PWC-Anlagen auf Bundesauto-bahnen in Hessen

Hessen
Steckbrief
  • Ort
    Hessen
  • Plaungs- & Bauzeit
    04/2009 - 06/2016
  • Bauherr
    Hessen Mobil - Straßen- und Verkehrsmanagement, Wiesbaden
  • Planer
    Werner Sobek Frankfurt GmbH & Co. KG, Frankfurt am Main; Prof. Dr.-Ing. Dirk Bohne Ingenieure GmbH, Siegen; Faber & Schnepp Hoch- und Tiefbau GmbH & Co. KG, Langgöns
  • Größe
    45 m² BGF
  • Funktionen
    Unisexkabinen, Behinderten-WC, zwei Urinale, zentraler Technikraum
  • Kategorien
    wc
Beschreibung

Im Lande Hessen stehen auf den Bundesautobahnen Neu- und Ersatzneubauten von PWC-Anlagen in größerer Anzahl an. Ziel sind vorgefertigte Gebäude auf heutigem technischem Standard, weitgehend vandalismusssicher und architektonisch ansprechend. In gewissen Maße ein „Aushängeschild“ des Landes Hessen.

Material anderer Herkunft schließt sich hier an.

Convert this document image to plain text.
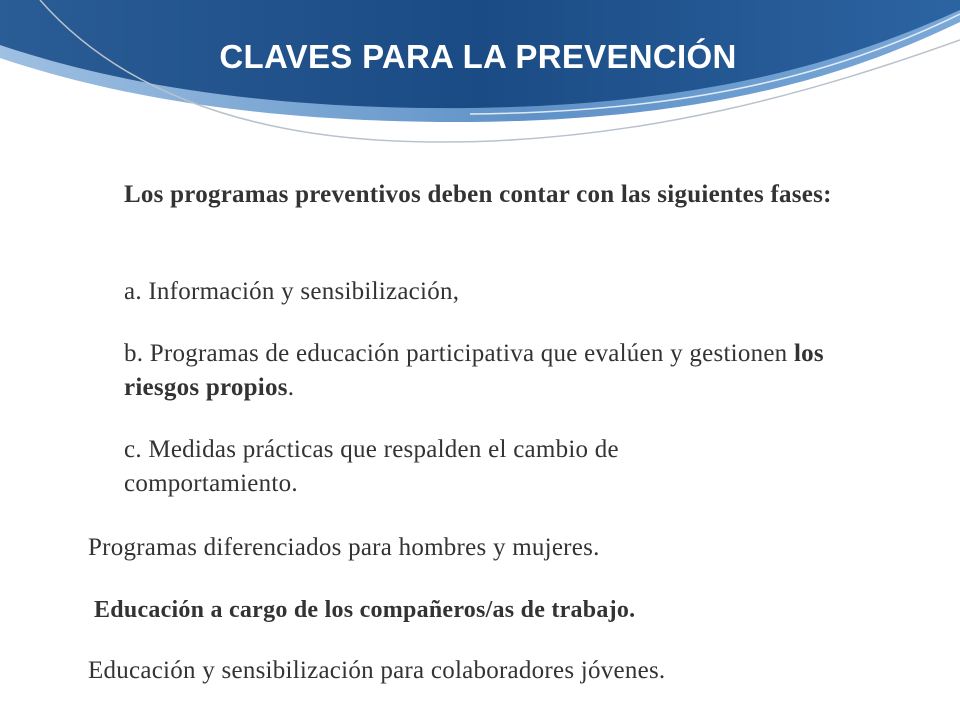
CLAVES PARA LA PREVENCIÓN

Los programas preventivos deben contar con las siguientes fases:

a. Información y sensibilización,

b. Programas de educación participativa que evalúen y gestionen los riesgos propios.

c. Medidas prácticas que respalden el cambio de comportamiento.

Programas diferenciados para hombres y mujeres.

Educación a cargo de los compañeros/as de trabajo.

Educación y sensibilización para colaboradores jóvenes.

Die ersten 13 Anlagen wurden 2014-15 realisiert und in Betrieb genommen. Weiterhin soll das Land Hessen in die Lage versetzt werden, durch landeseigene Planungsunterlagen die PWC-Anlagen öffentlich aus¬zuschreiben, ohne auf Systemanbieter zurückgreifen zu müssen.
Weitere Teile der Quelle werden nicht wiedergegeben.